Fallacy of binding feminism to gender


Female Attendees listen as Democratic presidential candidate Hillary Clinton speak during a campaign stop, Monday, Feb. 8, 2016, at Manchester Community College in Manchester, N.H. (AP Photo/Matt Rourke)

This past weekend, a wave of cognitive dissonance set over as I watched a long time hero, a champion for women and women’s rights shame women for not supporting Hillary Clinton simply based on gender. Gloria Steinem, on “Real Time with Bill Maher,” implied that young women who are supporting Bernie Sanders were simply doing so to meet young men.

Voting a woman into office is not a feminist act per se. Being a woman and being a feminist are not mutually exclusive.
— Angela Blackshleger

Ms. Steinem stated, “When you’re young, you’re thinking: ‘Where are the boys? The boys are with Bernie.’”

Madeline Albright, the first female Secretary of State, when introducing Clinton at a New Hampshire rally proclaimed, “We can tell our story of how we climbed the ladder, and a lot of you younger women think it’s done. It’s not done. There’s a special place in hell for women who don’t help each other!” according to the New York Times.

Albright went further to state that women are increasingly judgmental toward each other and fail to acknowledge how hard a woman like Clinton had to work to get where she is. However, both Albright and Steinem have yet to acknowledge the independence and acumen of young women. This clashing of different waves of feminism has shown a clear generational divide, which can also be attributed to the vastly different social climates that women from politically conflicting demographics face. By definition, we know that feminism calls for equality between genders, but to campaign for a gender divide is counterproductive.

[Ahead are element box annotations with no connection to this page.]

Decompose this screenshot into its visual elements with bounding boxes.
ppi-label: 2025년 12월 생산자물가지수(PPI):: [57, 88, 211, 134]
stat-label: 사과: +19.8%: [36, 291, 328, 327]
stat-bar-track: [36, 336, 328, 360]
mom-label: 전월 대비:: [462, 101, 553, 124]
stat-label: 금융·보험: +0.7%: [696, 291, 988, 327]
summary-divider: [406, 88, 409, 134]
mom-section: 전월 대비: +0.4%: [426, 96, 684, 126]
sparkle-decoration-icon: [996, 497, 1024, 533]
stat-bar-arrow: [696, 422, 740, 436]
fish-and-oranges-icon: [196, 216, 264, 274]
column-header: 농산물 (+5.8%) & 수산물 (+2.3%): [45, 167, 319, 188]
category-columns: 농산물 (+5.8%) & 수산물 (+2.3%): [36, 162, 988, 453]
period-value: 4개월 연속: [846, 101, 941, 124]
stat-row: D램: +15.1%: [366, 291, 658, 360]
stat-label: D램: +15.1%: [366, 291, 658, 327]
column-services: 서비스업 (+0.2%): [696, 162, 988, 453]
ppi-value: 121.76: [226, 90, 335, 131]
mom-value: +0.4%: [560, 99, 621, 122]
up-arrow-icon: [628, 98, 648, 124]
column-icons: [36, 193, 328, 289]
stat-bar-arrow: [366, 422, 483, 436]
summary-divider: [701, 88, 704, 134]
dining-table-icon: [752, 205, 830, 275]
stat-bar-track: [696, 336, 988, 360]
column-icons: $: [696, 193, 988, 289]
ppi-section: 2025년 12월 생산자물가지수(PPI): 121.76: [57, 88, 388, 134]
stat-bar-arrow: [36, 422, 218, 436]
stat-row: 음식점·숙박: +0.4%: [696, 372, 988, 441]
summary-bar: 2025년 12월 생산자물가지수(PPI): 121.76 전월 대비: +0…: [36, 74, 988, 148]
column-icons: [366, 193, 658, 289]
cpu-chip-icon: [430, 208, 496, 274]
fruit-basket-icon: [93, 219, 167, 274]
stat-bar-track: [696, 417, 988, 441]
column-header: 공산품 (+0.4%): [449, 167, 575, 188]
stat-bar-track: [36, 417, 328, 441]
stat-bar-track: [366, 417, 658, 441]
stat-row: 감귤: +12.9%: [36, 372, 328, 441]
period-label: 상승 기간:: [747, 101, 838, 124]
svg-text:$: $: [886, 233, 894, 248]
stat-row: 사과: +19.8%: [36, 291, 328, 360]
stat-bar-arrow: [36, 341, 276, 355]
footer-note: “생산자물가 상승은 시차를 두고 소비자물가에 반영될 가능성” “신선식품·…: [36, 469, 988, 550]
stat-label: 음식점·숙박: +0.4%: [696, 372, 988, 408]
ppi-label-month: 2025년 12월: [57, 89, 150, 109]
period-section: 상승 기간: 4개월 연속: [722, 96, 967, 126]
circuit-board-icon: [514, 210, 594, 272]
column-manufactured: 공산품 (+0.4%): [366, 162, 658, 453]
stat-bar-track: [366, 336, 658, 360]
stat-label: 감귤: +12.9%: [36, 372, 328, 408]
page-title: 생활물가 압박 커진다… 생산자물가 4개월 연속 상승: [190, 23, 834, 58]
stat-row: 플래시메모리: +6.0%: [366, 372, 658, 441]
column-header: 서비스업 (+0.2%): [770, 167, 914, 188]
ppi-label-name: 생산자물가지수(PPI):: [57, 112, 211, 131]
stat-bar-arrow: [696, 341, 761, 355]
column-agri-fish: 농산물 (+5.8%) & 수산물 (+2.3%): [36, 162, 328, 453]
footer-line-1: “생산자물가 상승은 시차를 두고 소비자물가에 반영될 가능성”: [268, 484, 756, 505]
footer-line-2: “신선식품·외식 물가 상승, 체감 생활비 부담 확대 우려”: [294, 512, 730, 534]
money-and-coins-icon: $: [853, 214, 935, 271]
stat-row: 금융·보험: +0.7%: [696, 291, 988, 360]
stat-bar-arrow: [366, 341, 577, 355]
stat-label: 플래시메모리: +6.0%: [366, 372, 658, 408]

As millennial women took to social media with their comments, Angela Blackshleger was reported by the LA Times to post, “Voting a woman into office is not a feminist act per se. Being a woman and being a feminist are not mutually exclusive.”

Betty Friedan and Gloria Steinem made headway for the second wave of feminism that held more legislative focus. It brought focus to expanding women’s roles, vied for equal pay for equal work, the right to govern our own bodies and to end sexism and discrimination. The third wave of feminism lacks the strong legislative agenda from the previous. While still pursuing legal injustices, it focuses more on gender and gender roles in an academic sense, perhaps lending more to social change rather than legislative. While I believe that the legislative agenda needs more focus in terms of defeating sexism and discrimination, I don’t believe that having female anatomy is necessary to bring this change.

Young women are not simply looking for a candidate based on gender and work ethic, especially with the rise of other social and economic problems that are affecting our generation. There is still an unfortunate number of people working full time yet remaining below the poverty line in our country. More and more students are graduating with an increasing burden of debt in our country, despite forgoing private colleges for public, state universities. The incarceration rate in our country remains one of the highest in the world, while those incarcerated increasingly fit a racially motivated profile. We are feeling the beginning of the environmental consequences of our industrial actions over the past few decades. I have heard college seniors speak of their future careers as if they were already 30 years into the job with no end in sight.

The lack of support for Hillary does not connote the lack of feminism nor solidarity in our masses. As David Axelrod, former campaign manager for Barack Obama in 2008, tweeted, “When the exact same problems crop up in separate campaigns, with different staff, at what point do the principals say, ‘Hey, maybe it’s US?’”

This move by Steinem and Albright was done days before the New Hampshire Primary as Clinton may be feeling anxious over the poll numbers, especially given the fraction of which her and Bernie ended the Iowa Caucus. However, this move may have hurt Clinton’s campaign and polarized the remaining young women towards Bernie if any were in a gray area between both candidates. This tasteless move ignores intersectionality, as Clinton’s campaign so often has granted her brand of upper-class white feminism. By attempting to take away our credibility by dismissing millennial women as boy-crazy and ignorant, Steinem and Albright may have paved the path to alienating a key demographic.

To both Albright and Steinem, give yourselves some credit. For all the hard work you’ve done, being the role models you are to women, understand that you’ve created women who are independent and able to critically think for themselves. The reason why young women are supporting Bernie Sanders is not because of lack of solidarity nor is it to “find men”, but maybe entertain the idea that we believe he’s the better candidate?